Random Reflections of a Distorted Moment
I increasingly find myself entertaining this thought: How could anyone be so immovably incredulous in the face of a defeat, so certain even in advance that defeat would in itself be evidence of cheating — unless he believed with some reason that he already had the game rigged in his favor, such that a loss could only mean “something went horribly wrong”?
A student mentioned to me the other day that she had been in the library reading books about Henri Matisse and J.S. Bach. I commented, “Both are interesting, but I choose Bach.
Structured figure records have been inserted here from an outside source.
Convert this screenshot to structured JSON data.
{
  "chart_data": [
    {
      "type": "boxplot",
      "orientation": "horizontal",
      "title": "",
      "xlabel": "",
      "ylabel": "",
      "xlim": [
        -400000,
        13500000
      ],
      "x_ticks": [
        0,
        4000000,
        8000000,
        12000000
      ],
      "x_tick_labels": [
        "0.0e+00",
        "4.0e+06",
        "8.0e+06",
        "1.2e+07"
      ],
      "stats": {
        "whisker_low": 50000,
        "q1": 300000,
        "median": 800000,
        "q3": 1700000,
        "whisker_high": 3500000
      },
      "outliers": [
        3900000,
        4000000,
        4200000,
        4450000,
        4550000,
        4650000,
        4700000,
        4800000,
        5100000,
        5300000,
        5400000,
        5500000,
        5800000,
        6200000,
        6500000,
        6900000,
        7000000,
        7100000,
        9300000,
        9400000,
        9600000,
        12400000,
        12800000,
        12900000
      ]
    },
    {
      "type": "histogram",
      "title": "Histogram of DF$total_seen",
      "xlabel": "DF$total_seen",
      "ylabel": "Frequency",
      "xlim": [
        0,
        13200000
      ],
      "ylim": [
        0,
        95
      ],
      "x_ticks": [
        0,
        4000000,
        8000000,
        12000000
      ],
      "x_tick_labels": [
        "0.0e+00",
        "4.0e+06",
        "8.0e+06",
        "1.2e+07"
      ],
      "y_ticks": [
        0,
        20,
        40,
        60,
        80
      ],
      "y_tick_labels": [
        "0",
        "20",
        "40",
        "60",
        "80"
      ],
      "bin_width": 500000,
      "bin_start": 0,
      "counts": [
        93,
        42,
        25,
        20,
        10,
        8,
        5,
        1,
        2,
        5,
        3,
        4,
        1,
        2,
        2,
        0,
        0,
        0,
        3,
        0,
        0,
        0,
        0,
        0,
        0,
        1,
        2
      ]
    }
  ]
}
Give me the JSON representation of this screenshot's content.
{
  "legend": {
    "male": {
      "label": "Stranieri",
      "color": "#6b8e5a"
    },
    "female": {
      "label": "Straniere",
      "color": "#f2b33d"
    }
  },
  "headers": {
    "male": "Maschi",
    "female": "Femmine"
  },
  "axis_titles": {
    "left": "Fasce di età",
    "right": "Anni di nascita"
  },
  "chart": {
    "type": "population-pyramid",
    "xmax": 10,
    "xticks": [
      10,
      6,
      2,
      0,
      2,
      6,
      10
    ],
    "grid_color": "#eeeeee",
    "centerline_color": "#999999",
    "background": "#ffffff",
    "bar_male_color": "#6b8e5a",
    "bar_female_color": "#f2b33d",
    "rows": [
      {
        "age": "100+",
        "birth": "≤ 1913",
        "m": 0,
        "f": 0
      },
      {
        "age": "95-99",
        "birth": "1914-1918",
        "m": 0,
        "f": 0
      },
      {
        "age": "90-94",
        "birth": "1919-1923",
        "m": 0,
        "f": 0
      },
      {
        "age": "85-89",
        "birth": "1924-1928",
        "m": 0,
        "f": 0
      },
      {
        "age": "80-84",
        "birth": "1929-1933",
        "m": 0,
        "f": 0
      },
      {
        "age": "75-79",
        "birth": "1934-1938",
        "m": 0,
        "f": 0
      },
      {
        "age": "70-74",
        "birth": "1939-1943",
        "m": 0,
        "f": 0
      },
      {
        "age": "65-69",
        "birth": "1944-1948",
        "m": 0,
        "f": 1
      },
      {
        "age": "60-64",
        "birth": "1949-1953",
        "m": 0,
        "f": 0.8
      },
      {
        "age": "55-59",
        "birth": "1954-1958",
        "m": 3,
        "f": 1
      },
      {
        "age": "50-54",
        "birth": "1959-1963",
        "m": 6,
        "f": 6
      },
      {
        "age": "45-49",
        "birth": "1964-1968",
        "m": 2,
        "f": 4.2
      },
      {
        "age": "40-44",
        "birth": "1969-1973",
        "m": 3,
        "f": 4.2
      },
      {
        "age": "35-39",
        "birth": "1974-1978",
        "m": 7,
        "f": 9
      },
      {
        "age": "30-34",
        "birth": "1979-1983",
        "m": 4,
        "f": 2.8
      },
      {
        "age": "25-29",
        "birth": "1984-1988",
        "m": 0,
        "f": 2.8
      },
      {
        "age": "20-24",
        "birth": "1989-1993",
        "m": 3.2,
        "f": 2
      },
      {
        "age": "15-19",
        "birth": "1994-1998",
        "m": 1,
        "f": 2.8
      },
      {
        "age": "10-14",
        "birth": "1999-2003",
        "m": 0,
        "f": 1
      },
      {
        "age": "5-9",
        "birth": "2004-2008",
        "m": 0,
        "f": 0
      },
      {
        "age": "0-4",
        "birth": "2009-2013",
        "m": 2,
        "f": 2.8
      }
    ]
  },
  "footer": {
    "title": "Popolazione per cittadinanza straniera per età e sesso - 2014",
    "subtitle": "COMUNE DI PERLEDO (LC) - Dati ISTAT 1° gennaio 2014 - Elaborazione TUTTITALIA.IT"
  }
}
The world would not change significantly if Matisse were removed from it, but it would not be this world at all without Bach.”
Income inequality, related to the so-called “gap between the rich and the poor,” is a real political problem only to the extent that the disparity is permanent, individualized (i.e., pertains not to statistical averages but to particular humans), and irreversible — both in practical reality and in popular perception. The progressive left is determined to foster that popular perception as a means of promoting the conditions that would establish the practical reality. The progressive right comes at it from the opposite end. They meet in the middle.
Without writing, we would have no recognizable connection whatsoever to the great men and movements of the past. On the other hand, writing is a constant temptation to forsake our present and become distracted from the individual souls closest to us now, in favor of dreams of reaching into distant, imaginary futures. Socrates and Jesus, without whom we would not be us — but about whom we would know nothing at all but for the miracle of great writing — famously and deliberately did not write, a biographical fact which holds the key to so much of what made them great and influential. They thus embody, more than any other men, the eternal paradox of writing and civilization.